How does the $D$-brane geometry influence the gauge symmetries? I am trying to understand why the $D$-brane structure of a string theory matters for string phenomenology.
From what I understood from Wikipedia, the $D$-brane structure determines the gauge symmetries of the theory, the intuition being as follows: the position of the D-branes determines the minimum length of the open strings, and thus the possible vibrational modes. Since the vibrational modes correspond to the particles (including the gauge particles), we can deduce the gauge symmetries of the system from the particles that we can obtain in the $D$-brane configuration of the system.
Question:
Aren't $D$-branes dynamical objects? Then shouldn't the distance between them vary? (This argument seems to assume that it does not vary).
 A: Moving a D-branes is the same thing as changing the expectation value of the scalar fields that lives on it. The D-branes are static in the stringy description of the theory but this is a perturbative illusion. The tension of the D-brane is proportional to $g_s^{-1}$, where $g_s$ is the string coupling.
$$
T\propto g_s^{-1}
$$
The description of the theory in terms of "fundamental strings" is suppose to compute the various quantities of the theory as an "Taylor expansion" in the string coupling at $g_s=0$. The tension of the D-brane is, at leading order in $g_s$, infinite.
$$
\lim_{g_s\rightarrow 0} g_s^{-1}=\infty
$$
Computing some scattering amplitude or effective action in the presence D-branes, the open strings states which are related to the scalar fields will reproduce a non-relativistic approximation of the D-brane, i.e. an expansion of $v/c$, where $c$ is the speed of light and $v$ is the transverse velocity of the D-brane. The D-branes moves just at first and subsequent order in perturbation theory.

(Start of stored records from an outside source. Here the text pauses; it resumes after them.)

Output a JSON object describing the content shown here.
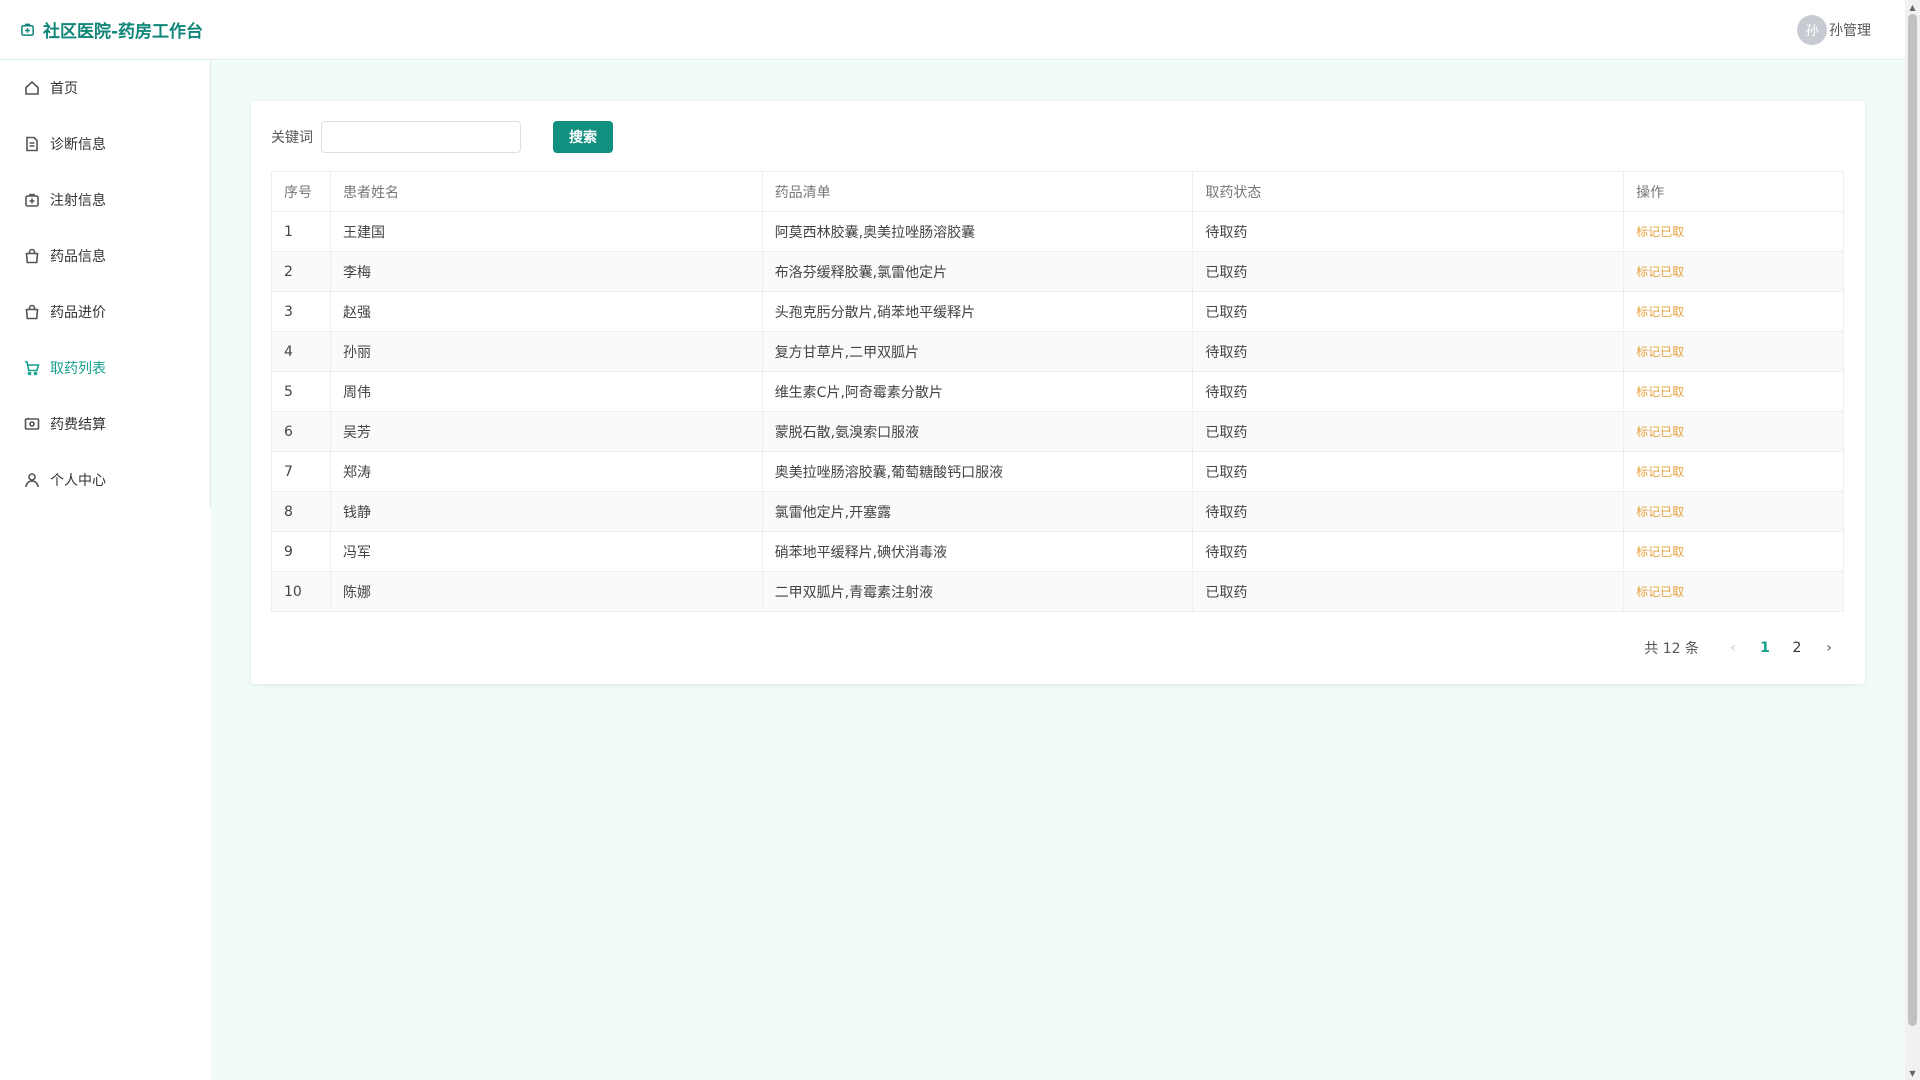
{
  "header": {
    "title": "社区医院-药房工作台",
    "user_avatar": "孙",
    "user_name": "孙管理"
  },
  "sidebar": {
    "items": [
      {
        "label": "首页",
        "icon": "home-icon"
      },
      {
        "label": "诊断信息",
        "icon": "document-icon"
      },
      {
        "label": "注射信息",
        "icon": "medical-box-icon"
      },
      {
        "label": "药品信息",
        "icon": "bag-icon"
      },
      {
        "label": "药品进价",
        "icon": "bag-icon"
      },
      {
        "label": "取药列表",
        "icon": "cart-icon",
        "active": true
      },
      {
        "label": "药费结算",
        "icon": "wallet-icon"
      },
      {
        "label": "个人中心",
        "icon": "user-icon"
      }
    ]
  },
  "search": {
    "label": "关键词",
    "value": "",
    "placeholder": "",
    "button": "搜索"
  },
  "table": {
    "headers": [
      "序号",
      "患者姓名",
      "药品清单",
      "取药状态",
      "操作"
    ],
    "rows": [
      {
        "no": "1",
        "name": "王建国",
        "drugs": "阿莫西林胶囊,奥美拉唑肠溶胶囊",
        "status": "待取药",
        "op": "标记已取"
      },
      {
        "no": "2",
        "name": "李梅",
        "drugs": "布洛芬缓释胶囊,氯雷他定片",
        "status": "已取药",
        "op": "标记已取"
      },
      {
        "no": "3",
        "name": "赵强",
        "drugs": "头孢克肟分散片,硝苯地平缓释片",
        "status": "已取药",
        "op": "标记已取"
      },
      {
        "no": "4",
        "name": "孙丽",
        "drugs": "复方甘草片,二甲双胍片",
        "status": "待取药",
        "op": "标记已取"
      },
      {
        "no": "5",
        "name": "周伟",
        "drugs": "维生素C片,阿奇霉素分散片",
        "status": "待取药",
        "op": "标记已取"
      },
      {
        "no": "6",
        "name": "吴芳",
        "drugs": "蒙脱石散,氨溴索口服液",
        "status": "已取药",
        "op": "标记已取"
      },
      {
        "no": "7",
        "name": "郑涛",
        "drugs": "奥美拉唑肠溶胶囊,葡萄糖酸钙口服液",
        "status": "已取药",
        "op": "标记已取"
      },
      {
        "no": "8",
        "name": "钱静",
        "drugs": "氯雷他定片,开塞露",
        "status": "待取药",
        "op": "标记已取"
      },
      {
        "no": "9",
        "name": "冯军",
        "drugs": "硝苯地平缓释片,碘伏消毒液",
        "status": "待取药",
        "op": "标记已取"
      },
      {
        "no": "10",
        "name": "陈娜",
        "drugs": "二甲双胍片,青霉素注射液",
        "status": "已取药",
        "op": "标记已取"
      }
    ]
  },
  "pagination": {
    "total_text": "共 12 条",
    "pages": [
      "1",
      "2"
    ],
    "current": "1"
  },
  "colors": {
    "brand": "#10857a",
    "active": "#13a08e",
    "button": "#118f7f",
    "link": "#e6a23c",
    "main_bg": "#f1fbf9"
  }
}
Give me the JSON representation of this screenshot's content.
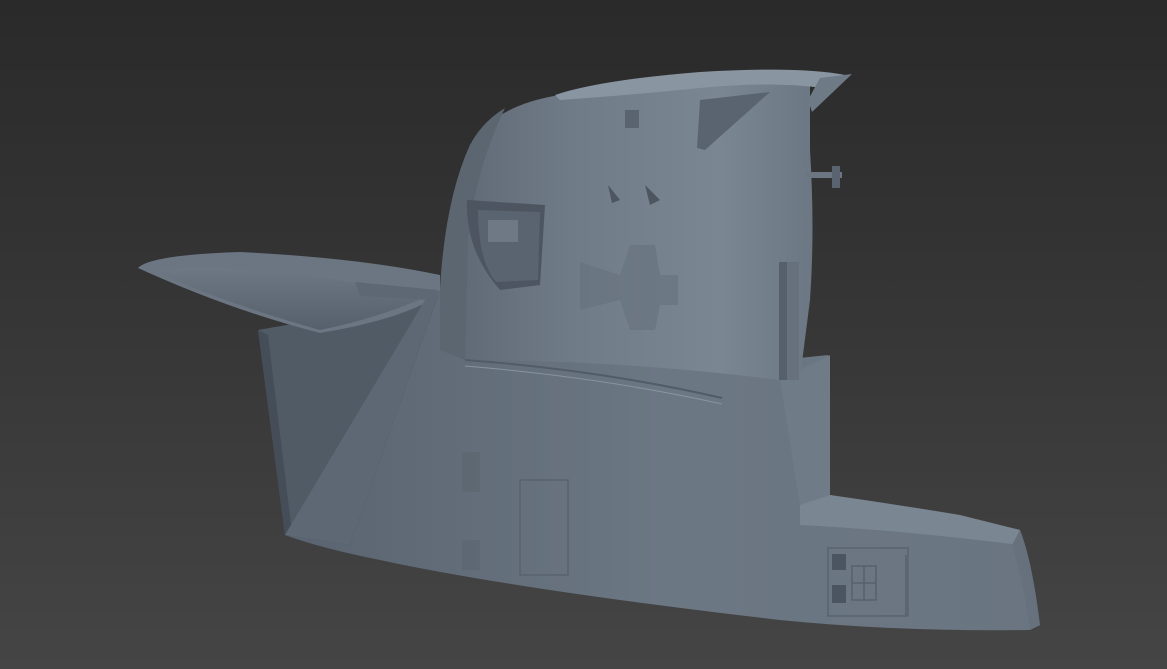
{
  "scene": {
    "subject": "submarine-conning-tower-3d-model",
    "colors": {
      "background_top": "#2a2a2a",
      "background_bottom": "#454545",
      "hull_light": "#7a8592",
      "hull_mid": "#6a7582",
      "hull_dark": "#4f5964",
      "hull_shadow": "#3f4851",
      "detail_line": "#525c67"
    }
  }
}
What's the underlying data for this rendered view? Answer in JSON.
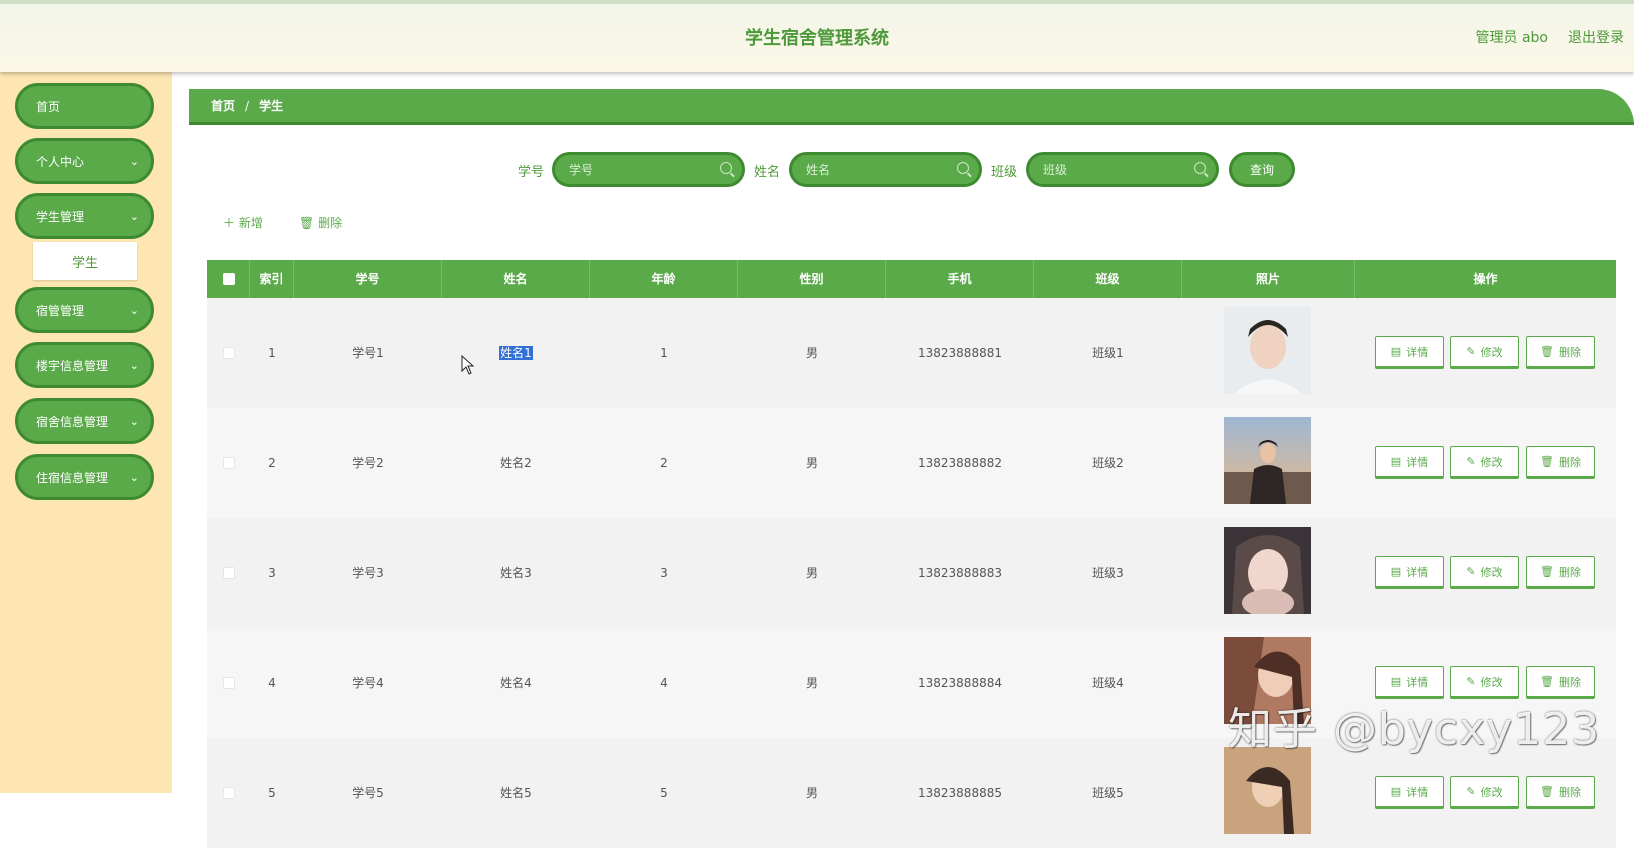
{
  "header": {
    "title": "学生宿舍管理系统",
    "admin": "管理员 abo",
    "logout": "退出登录"
  },
  "sidebar": {
    "items": [
      {
        "label": "首页"
      },
      {
        "label": "个人中心"
      },
      {
        "label": "学生管理"
      },
      {
        "label": "宿管管理"
      },
      {
        "label": "楼宇信息管理"
      },
      {
        "label": "宿舍信息管理"
      },
      {
        "label": "住宿信息管理"
      }
    ],
    "sub_item": "学生"
  },
  "breadcrumb": {
    "home": "首页",
    "sep": "/",
    "current": "学生"
  },
  "search": {
    "fields": [
      {
        "label": "学号",
        "placeholder": "学号"
      },
      {
        "label": "姓名",
        "placeholder": "姓名"
      },
      {
        "label": "班级",
        "placeholder": "班级"
      }
    ],
    "query_label": "查询"
  },
  "toolbar": {
    "add_label": "新增",
    "delete_label": "删除"
  },
  "table": {
    "columns": [
      "索引",
      "学号",
      "姓名",
      "年龄",
      "性别",
      "手机",
      "班级",
      "照片",
      "操作"
    ],
    "rows": [
      {
        "index": "1",
        "sid": "学号1",
        "name": "姓名1",
        "age": "1",
        "gender": "男",
        "phone": "13823888881",
        "cls": "班级1"
      },
      {
        "index": "2",
        "sid": "学号2",
        "name": "姓名2",
        "age": "2",
        "gender": "男",
        "phone": "13823888882",
        "cls": "班级2"
      },
      {
        "index": "3",
        "sid": "学号3",
        "name": "姓名3",
        "age": "3",
        "gender": "男",
        "phone": "13823888883",
        "cls": "班级3"
      },
      {
        "index": "4",
        "sid": "学号4",
        "name": "姓名4",
        "age": "4",
        "gender": "男",
        "phone": "13823888884",
        "cls": "班级4"
      },
      {
        "index": "5",
        "sid": "学号5",
        "name": "姓名5",
        "age": "5",
        "gender": "男",
        "phone": "13823888885",
        "cls": "班级5"
      }
    ],
    "actions": {
      "detail": "详情",
      "edit": "修改",
      "delete": "删除"
    }
  },
  "watermark": "知乎 @bycxy123",
  "colors": {
    "primary": "#5aaa4a",
    "primary_dark": "#3e8a30",
    "sidebar_bg": "#fde6b2",
    "header_bg": "#f8f8e8"
  }
}
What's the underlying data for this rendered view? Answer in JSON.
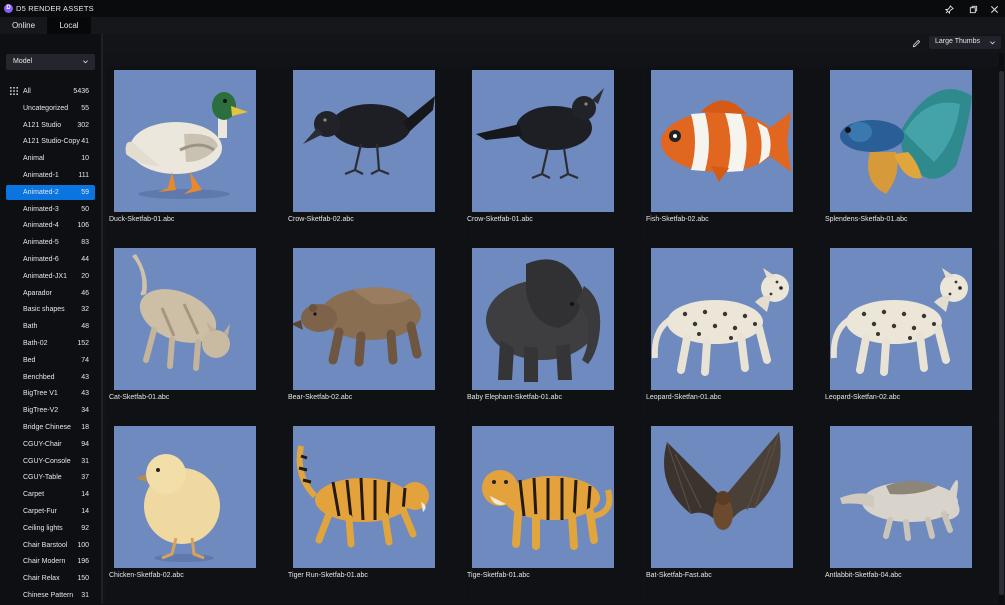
{
  "app": {
    "title": "D5 RENDER ASSETS",
    "logo_letter": "D"
  },
  "tabs": [
    {
      "label": "Online"
    },
    {
      "label": "Local"
    }
  ],
  "active_tab": "Local",
  "filter": {
    "type_select": "Model",
    "view_select": "Large Thumbs"
  },
  "categories": [
    {
      "name": "All",
      "count": "5436"
    },
    {
      "name": "Uncategorized",
      "count": "55"
    },
    {
      "name": "A121 Studio",
      "count": "302"
    },
    {
      "name": "A121 Studio-Copy",
      "count": "41"
    },
    {
      "name": "Animal",
      "count": "10"
    },
    {
      "name": "Animated-1",
      "count": "111"
    },
    {
      "name": "Animated-2",
      "count": "59"
    },
    {
      "name": "Animated-3",
      "count": "50"
    },
    {
      "name": "Animated-4",
      "count": "106"
    },
    {
      "name": "Animated-5",
      "count": "83"
    },
    {
      "name": "Animated-6",
      "count": "44"
    },
    {
      "name": "Animated-JX1",
      "count": "20"
    },
    {
      "name": "Aparador",
      "count": "46"
    },
    {
      "name": "Basic shapes",
      "count": "32"
    },
    {
      "name": "Bath",
      "count": "48"
    },
    {
      "name": "Bath-02",
      "count": "152"
    },
    {
      "name": "Bed",
      "count": "74"
    },
    {
      "name": "Benchbed",
      "count": "43"
    },
    {
      "name": "BigTree V1",
      "count": "43"
    },
    {
      "name": "BigTree-V2",
      "count": "34"
    },
    {
      "name": "Bridge Chinese",
      "count": "18"
    },
    {
      "name": "CGUY-Chair",
      "count": "94"
    },
    {
      "name": "CGUY-Console",
      "count": "31"
    },
    {
      "name": "CGUY-Table",
      "count": "37"
    },
    {
      "name": "Carpet",
      "count": "14"
    },
    {
      "name": "Carpet-Fur",
      "count": "14"
    },
    {
      "name": "Ceiling lights",
      "count": "92"
    },
    {
      "name": "Chair Barstool",
      "count": "100"
    },
    {
      "name": "Chair Modern",
      "count": "196"
    },
    {
      "name": "Chair Relax",
      "count": "150"
    },
    {
      "name": "Chinese Pattern",
      "count": "31"
    }
  ],
  "active_category": "Animated-2",
  "assets": [
    {
      "name": "Duck-Sketfab-01.abc",
      "thumb": "duck"
    },
    {
      "name": "Crow-Sketfab-02.abc",
      "thumb": "crow"
    },
    {
      "name": "Crow-Sketfab-01.abc",
      "thumb": "crow2"
    },
    {
      "name": "Fish-Sketfab-02.abc",
      "thumb": "clownfish"
    },
    {
      "name": "Splendens-Sketfab-01.abc",
      "thumb": "betta"
    },
    {
      "name": "Cat-Sketfab-01.abc",
      "thumb": "cat"
    },
    {
      "name": "Bear-Sketfab-02.abc",
      "thumb": "bear"
    },
    {
      "name": "Baby Elephant-Sketfab-01.abc",
      "thumb": "elephant"
    },
    {
      "name": "Leopard-Sketfan-01.abc",
      "thumb": "leopard"
    },
    {
      "name": "Leopard-Sketfan-02.abc",
      "thumb": "leopard2"
    },
    {
      "name": "Chicken-Sketfab-02.abc",
      "thumb": "chick"
    },
    {
      "name": "Tiger Run-Sketfab-01.abc",
      "thumb": "tiger"
    },
    {
      "name": "Tige-Sketfab-01.abc",
      "thumb": "tiger2"
    },
    {
      "name": "Bat-Sketfab-Fast.abc",
      "thumb": "bat"
    },
    {
      "name": "Antlabbit-Sketfab-04.abc",
      "thumb": "anteater"
    }
  ],
  "colors": {
    "accent": "#0a74e0",
    "thumb_bg": "#6e8abe",
    "logo": "#8b5cf6"
  }
}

This is how the D-branes moves in this picture of "fundamental strings" and "static D-branes". The open strings will describe the motion of the D-brane, in the same lines as the ones in which closed string describe the fluctuation of the metric and others fields. The metric in string theory is dynamical but in the stringy description is "static". The same is true for all the fields that compose the background in which the strings lives.